With the profound disruption in our economy, the bright prospects of certain industries have been clouded by the overall bad news.
One area that promises strong growth upon the recovery is the multi-family industry.
In a recent earnings call, Terry Considine, CEO of AIMCO, summed the situation up nicely:
However, since our last earnings call in November, the financial markets and the economy have continued to deteriorate. Just this morning, we learnt that the January job losses were almost 600,000 and that the unemployment rate has increased to 7.6%. Most observers predict more pain to come, and as we make our plans for the next two years, were preparing with clear memories of prior hard times. We recognize that government rescue efforts may prove the right prescription but they create costs and uncertainties and are unlikely to be instantly effective. We want to be prepared if unemployment increases even beyond current expectations. We want to be prepared if we faced two or more years of hard times, and we want to be prepared if the recession years are followed by substantial inflation.

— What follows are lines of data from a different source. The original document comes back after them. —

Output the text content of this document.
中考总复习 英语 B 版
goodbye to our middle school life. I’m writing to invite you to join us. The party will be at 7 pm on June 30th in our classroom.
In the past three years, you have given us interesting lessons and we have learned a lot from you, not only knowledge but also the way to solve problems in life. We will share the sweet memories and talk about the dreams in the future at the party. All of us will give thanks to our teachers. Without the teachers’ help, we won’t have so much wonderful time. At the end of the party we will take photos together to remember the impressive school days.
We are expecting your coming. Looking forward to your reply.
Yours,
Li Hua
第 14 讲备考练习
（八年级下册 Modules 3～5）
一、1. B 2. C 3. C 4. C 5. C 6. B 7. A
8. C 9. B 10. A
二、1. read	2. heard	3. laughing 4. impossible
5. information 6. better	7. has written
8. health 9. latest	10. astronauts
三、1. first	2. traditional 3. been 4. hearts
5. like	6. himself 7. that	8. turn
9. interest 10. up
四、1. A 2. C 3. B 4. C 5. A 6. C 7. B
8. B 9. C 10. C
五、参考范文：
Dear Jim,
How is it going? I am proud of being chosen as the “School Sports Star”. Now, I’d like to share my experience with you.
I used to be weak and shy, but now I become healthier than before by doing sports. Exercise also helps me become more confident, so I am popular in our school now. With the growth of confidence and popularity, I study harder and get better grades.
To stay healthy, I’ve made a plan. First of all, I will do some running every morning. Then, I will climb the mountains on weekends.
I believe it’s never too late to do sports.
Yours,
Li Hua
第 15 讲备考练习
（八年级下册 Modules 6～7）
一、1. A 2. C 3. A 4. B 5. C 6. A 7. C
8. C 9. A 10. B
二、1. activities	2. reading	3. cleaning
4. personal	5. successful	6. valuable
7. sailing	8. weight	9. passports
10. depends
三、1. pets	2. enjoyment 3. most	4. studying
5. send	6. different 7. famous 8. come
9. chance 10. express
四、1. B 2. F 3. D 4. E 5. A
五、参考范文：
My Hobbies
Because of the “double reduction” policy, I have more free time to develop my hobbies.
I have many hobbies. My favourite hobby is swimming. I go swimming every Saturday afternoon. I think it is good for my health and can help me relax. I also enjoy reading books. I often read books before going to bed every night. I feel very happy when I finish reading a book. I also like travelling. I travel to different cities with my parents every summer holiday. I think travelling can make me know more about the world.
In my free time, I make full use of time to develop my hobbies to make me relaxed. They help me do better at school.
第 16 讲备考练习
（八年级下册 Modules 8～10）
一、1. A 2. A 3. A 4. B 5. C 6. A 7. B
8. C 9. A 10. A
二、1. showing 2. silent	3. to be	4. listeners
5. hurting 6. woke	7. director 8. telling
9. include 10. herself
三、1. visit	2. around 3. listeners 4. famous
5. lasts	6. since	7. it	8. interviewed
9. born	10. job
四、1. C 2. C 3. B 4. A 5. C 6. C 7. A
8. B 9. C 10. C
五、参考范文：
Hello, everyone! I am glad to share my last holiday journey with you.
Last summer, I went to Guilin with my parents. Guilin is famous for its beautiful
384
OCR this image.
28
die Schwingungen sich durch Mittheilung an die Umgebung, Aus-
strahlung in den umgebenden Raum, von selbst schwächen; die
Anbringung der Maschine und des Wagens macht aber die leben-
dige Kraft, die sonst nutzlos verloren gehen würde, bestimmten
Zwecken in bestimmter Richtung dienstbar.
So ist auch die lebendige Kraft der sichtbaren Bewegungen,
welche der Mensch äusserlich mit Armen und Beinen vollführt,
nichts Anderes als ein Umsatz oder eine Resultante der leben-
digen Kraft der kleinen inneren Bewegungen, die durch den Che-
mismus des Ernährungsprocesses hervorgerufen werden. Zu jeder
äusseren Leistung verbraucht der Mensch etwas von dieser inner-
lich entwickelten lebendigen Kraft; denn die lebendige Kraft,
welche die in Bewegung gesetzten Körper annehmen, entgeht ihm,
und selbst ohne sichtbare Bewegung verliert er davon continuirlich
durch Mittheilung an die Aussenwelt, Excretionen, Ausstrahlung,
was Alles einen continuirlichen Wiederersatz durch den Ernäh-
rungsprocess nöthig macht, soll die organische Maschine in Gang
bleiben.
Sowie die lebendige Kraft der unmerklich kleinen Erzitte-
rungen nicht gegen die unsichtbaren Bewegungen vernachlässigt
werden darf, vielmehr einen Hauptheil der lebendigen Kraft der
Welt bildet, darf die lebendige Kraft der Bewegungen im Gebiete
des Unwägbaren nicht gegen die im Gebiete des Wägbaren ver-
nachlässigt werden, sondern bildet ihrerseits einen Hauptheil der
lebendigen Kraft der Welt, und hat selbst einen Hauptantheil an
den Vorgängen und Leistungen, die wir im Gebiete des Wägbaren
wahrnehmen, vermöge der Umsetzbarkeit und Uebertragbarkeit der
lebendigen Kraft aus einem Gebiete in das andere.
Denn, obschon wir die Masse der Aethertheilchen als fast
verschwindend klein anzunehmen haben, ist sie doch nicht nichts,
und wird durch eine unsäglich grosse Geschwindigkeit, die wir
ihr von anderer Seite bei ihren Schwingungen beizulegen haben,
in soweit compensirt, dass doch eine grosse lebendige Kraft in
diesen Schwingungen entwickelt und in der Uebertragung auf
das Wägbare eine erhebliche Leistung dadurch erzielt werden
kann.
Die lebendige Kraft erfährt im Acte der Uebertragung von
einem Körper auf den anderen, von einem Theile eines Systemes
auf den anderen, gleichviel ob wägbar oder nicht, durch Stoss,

And as we wrestle with these serious and near-term problems, we want to keep a clear focus on longer term values. Apartment demographics are quite strong in the years ahead and the development of new supply has very nearly stopped. When the hard times end and they will, we expect business to be again quite good.
The key to easing the pressure on the multi-family industry will be a recovery in the jobs picture. When that happens, the apartment industry should benefit from two trends: new household formation that was delayed by the softness in the economy, and home owners returning to the rent rolls as they leave houses that they had bought during the real estate boom.